The case for simplifying income tax law

M
Masud Khan

Bangladesh’s Income Tax Act, 2023 marked an important legislative milestone. It replaced the decades-old 1984 ordinance and reorganised the framework of income taxation. Yet for many taxpayers, individuals and businesses alike, the system still feels complex, compliance-heavy and uncertain.

The complexity did not emerge overnight. It developed gradually through successive amendments aimed at addressing revenue leakage and combating evasion. Each new anti-avoidance provision, withholding requirement, exemption or special rate may have been justified at the time. However, over decades, these incremental additions have produced a system layered with special cases, cross-references and administrative discretion.

While the 2023 act reorganised the structure, much of this accumulated complexity remains embedded within it. If Bangladesh seeks to improve voluntary compliance and sustainably raise its tax-to-GDP ratio, simplification must now move beyond structural reorganisation to substantive refinement.

One major source of complexity lies in the proliferation of exemptions and sector-specific incentives. Over time, reduced rates and special treatments have been introduced to stimulate investment and promote priority industries.

While incentives can serve legitimate policy goals, their accumulation fragments the tax base and increases interpretational disputes. Different sectors receive different treatments, sunset dates are often unclear, and the overall revenue cost is rarely transparent.

A more disciplined approach would involve consolidating exemptions into a coherent schedule, publishing an annual tax expenditure statement estimating the fiscal cost of each incentive, and introducing automatic expiry unless explicitly renewed. Simplification does not require eliminating incentives; it requires structuring them transparently and preventing indefinite expansion.

Another area requiring reconsideration is the breadth of withholding tax. Bangladesh relies heavily on withholding at source across a wide range of transactions, and in practice it often operates as a quasi-final tax or minimum tax.

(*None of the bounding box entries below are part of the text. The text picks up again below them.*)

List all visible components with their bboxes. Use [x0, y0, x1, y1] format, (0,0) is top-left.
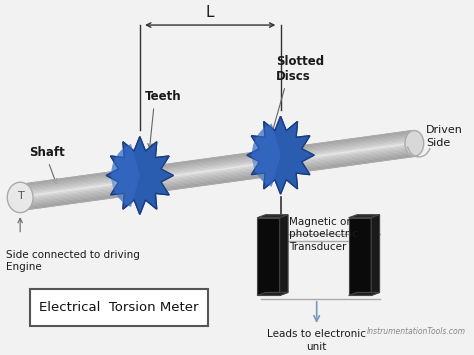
Polygon shape [111, 144, 140, 207]
Polygon shape [19, 140, 414, 195]
Polygon shape [18, 133, 412, 189]
Polygon shape [17, 131, 411, 186]
Polygon shape [18, 136, 413, 191]
Text: T: T [18, 191, 25, 201]
Polygon shape [17, 132, 411, 187]
Polygon shape [21, 148, 416, 204]
Polygon shape [280, 215, 288, 295]
Polygon shape [22, 150, 416, 205]
Text: Leads to electronic
unit: Leads to electronic unit [267, 329, 366, 352]
Polygon shape [17, 131, 411, 186]
Polygon shape [19, 141, 414, 196]
Polygon shape [19, 138, 413, 194]
Polygon shape [20, 143, 415, 199]
Ellipse shape [405, 131, 424, 156]
Polygon shape [18, 136, 413, 191]
Text: L: L [206, 5, 214, 20]
Polygon shape [257, 293, 288, 295]
Polygon shape [23, 153, 417, 209]
Polygon shape [19, 141, 414, 196]
Polygon shape [17, 132, 411, 187]
Polygon shape [19, 138, 413, 194]
Text: Electrical  Torsion Meter: Electrical Torsion Meter [39, 301, 199, 314]
Polygon shape [20, 142, 414, 197]
Polygon shape [18, 135, 412, 190]
Text: Teeth: Teeth [145, 90, 181, 103]
Polygon shape [23, 155, 418, 210]
Polygon shape [252, 124, 281, 187]
Text: Shaft: Shaft [29, 146, 65, 159]
Polygon shape [22, 151, 417, 206]
Polygon shape [18, 137, 413, 192]
Polygon shape [21, 148, 416, 204]
Polygon shape [247, 116, 314, 194]
Polygon shape [111, 144, 140, 207]
Polygon shape [21, 146, 415, 201]
Polygon shape [20, 143, 415, 199]
Ellipse shape [7, 182, 33, 213]
Polygon shape [20, 144, 415, 200]
Text: Side connected to driving
Engine: Side connected to driving Engine [6, 250, 140, 272]
Polygon shape [21, 147, 416, 202]
Text: Driven
Side: Driven Side [426, 125, 463, 148]
Polygon shape [106, 137, 173, 214]
Bar [257, 218, 280, 295]
Polygon shape [19, 140, 414, 195]
FancyBboxPatch shape [29, 289, 208, 326]
Polygon shape [22, 150, 416, 205]
Polygon shape [247, 116, 314, 194]
Polygon shape [20, 144, 415, 200]
Polygon shape [23, 155, 418, 210]
Polygon shape [349, 293, 380, 295]
Polygon shape [21, 147, 416, 202]
Text: InstrumentationTools.com: InstrumentationTools.com [367, 327, 466, 336]
Polygon shape [371, 215, 380, 295]
Text: Slotted
Discs: Slotted Discs [276, 55, 324, 82]
Polygon shape [23, 153, 417, 209]
Text: Magnetic or
photoelectric
Transducer: Magnetic or photoelectric Transducer [289, 217, 358, 252]
Polygon shape [257, 215, 288, 218]
Polygon shape [18, 137, 413, 192]
Polygon shape [22, 151, 417, 206]
Polygon shape [21, 146, 415, 201]
Polygon shape [106, 137, 173, 214]
Polygon shape [349, 215, 380, 218]
Polygon shape [22, 152, 417, 208]
Polygon shape [18, 135, 412, 190]
Polygon shape [18, 133, 412, 189]
Bar [349, 218, 371, 295]
Polygon shape [22, 152, 417, 208]
Polygon shape [252, 124, 281, 187]
Polygon shape [20, 142, 414, 197]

While withholding is an effective enforcement tool, international practice shows a more focused approach. In most OECD countries, withholding is primarily confined to wages, dividends and interest, not imposed across dozens of transaction types.

When withholding extends too broadly, it increases compliance burdens, creates cash-flow distortions, and effectively transforms intermediaries into tax administrators. Rationalising withholding categories and clarifying which deductions are adjustable versus final would reduce friction without undermining revenue objectives.

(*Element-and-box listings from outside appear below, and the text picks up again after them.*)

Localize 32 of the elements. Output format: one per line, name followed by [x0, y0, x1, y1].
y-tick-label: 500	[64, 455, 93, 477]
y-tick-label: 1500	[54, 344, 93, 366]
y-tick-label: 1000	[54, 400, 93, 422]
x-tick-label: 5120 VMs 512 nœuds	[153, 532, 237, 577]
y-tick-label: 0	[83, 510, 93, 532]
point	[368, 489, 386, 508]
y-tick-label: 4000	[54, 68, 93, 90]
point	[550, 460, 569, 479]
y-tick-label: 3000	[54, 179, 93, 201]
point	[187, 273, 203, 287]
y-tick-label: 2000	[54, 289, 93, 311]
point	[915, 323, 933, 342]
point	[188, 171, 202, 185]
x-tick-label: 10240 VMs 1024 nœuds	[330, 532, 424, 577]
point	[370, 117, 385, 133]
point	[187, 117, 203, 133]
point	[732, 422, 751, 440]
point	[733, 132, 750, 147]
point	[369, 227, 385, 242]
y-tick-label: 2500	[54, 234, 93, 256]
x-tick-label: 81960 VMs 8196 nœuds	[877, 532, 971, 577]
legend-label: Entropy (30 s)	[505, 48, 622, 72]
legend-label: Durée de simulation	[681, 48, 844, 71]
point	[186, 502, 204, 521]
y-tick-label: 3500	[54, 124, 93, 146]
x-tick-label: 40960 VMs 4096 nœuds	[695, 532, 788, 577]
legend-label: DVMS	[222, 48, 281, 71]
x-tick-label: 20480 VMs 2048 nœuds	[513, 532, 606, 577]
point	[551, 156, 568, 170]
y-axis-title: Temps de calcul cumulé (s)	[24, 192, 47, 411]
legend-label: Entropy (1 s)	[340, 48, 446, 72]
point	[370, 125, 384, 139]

Complexity is shaped not only by statutory length but also by how predictably the law is applied. Where tax authorities possess broad discretion in rejecting accounts, estimating income or invoking anti-avoidance provisions, uncertainty increases. Even well-drafted provisions can feel opaque if outcomes depend heavily on administrative interpretation.

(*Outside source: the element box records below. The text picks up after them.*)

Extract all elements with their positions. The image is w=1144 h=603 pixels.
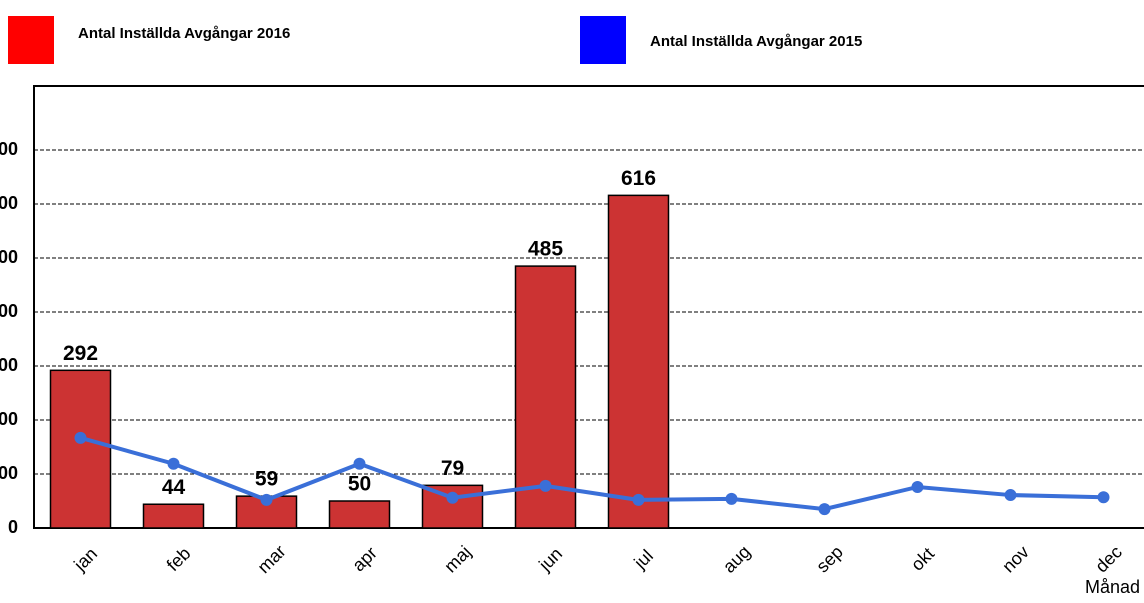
- x-tick-label: mar: [254, 541, 290, 577]
- point: [167, 457, 180, 470]
- data-label: 292: [63, 342, 98, 365]
- point: [1097, 491, 1110, 504]
- x-axis-label: Månad: [1085, 577, 1140, 597]
- x-tick-label: okt: [907, 544, 938, 575]
- x-tick-label: maj: [440, 542, 475, 577]
- legend-label: Antal Inställda Avgångar 2015: [650, 33, 862, 50]
- point: [1004, 489, 1017, 502]
- point: [260, 493, 273, 506]
- x-tick-label: dec: [1091, 542, 1126, 577]
- data-label: 79: [441, 457, 464, 480]
- line: [79, 435, 1104, 512]
- point: [725, 492, 738, 505]
- point: [446, 491, 459, 504]
- bar: [328, 500, 391, 529]
- legend-swatch: [580, 16, 626, 64]
- data-label: 50: [348, 473, 371, 496]
- data-label: 44: [162, 476, 186, 499]
- bar: [607, 194, 670, 529]
- point: [74, 431, 87, 444]
- x-tick-label: sep: [812, 542, 847, 577]
- plot-frame: [33, 85, 1144, 529]
- y-tick-label: 100: [0, 463, 18, 483]
- y-tick-label: 0: [8, 517, 18, 537]
- x-tick-label: jul: [629, 546, 657, 574]
- legend-swatch: [8, 16, 54, 64]
- point: [911, 480, 924, 493]
- y-tick-label: 600: [0, 193, 18, 213]
- legend-label: Antal Inställda Avgångar 2016: [78, 25, 290, 42]
- bar: [142, 503, 205, 529]
- y-tick-label: 700: [0, 139, 18, 159]
- point: [818, 503, 831, 516]
- x-tick-label: aug: [719, 541, 754, 576]
- bar: [49, 369, 112, 529]
- x-tick-label: jan: [69, 544, 101, 576]
- data-label: 616: [621, 167, 656, 190]
- y-tick-label: 400: [0, 301, 18, 321]
- y-tick-label: 200: [0, 409, 18, 429]
- point: [539, 479, 552, 492]
- data-label: 485: [528, 238, 563, 261]
- data-label: 59: [255, 468, 278, 491]
- y-tick-label: 500: [0, 247, 18, 267]
- x-tick-label: apr: [348, 543, 381, 576]
- point: [353, 457, 366, 470]
- x-tick-label: jun: [534, 544, 566, 576]
- y-tick-label: 300: [0, 355, 18, 375]
- x-tick-label: feb: [163, 543, 195, 575]
- point: [632, 493, 645, 506]
- x-tick-label: nov: [998, 542, 1033, 577]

Countries with stronger reputations for tax certainty – the United Kingdom, Australia and Singapore – place significant emphasis on clear, published guidance and advance rulings. Tax authorities issue detailed practice notes explaining how specific provisions will be interpreted, thereby reducing ambiguity and disputes.

A meaningful step toward simplification in Bangladesh would be publication of an official, consolidated, annotated version of the Income Tax Act in both Bangla and an authoritative English translation. This version should integrate the Act, relevant rules, schedules, circulars and amendments into a single updated text, accompanied by practical illustrations and structured FAQs aligned directly with statutory provisions. Such clarity reduces interpretational conflicts and promotes voluntary compliance.

Finally, limiting arbitrary discretion in assessments is essential. Clear statutory thresholds for audits, defined criteria for rejecting accounts and transparent procedural safeguards reduce unpredictability. When taxpayers perceive that outcomes depend less on individual interpretation and more on consistent application of published standards, compliance improves naturally.

Simplification is about designing a system that ordinary taxpayers can understand, comply with confidently and perceive as fair. The 2023 act has provided a structural reset. The next phase should focus on transparency, restraint, certainty and coherence.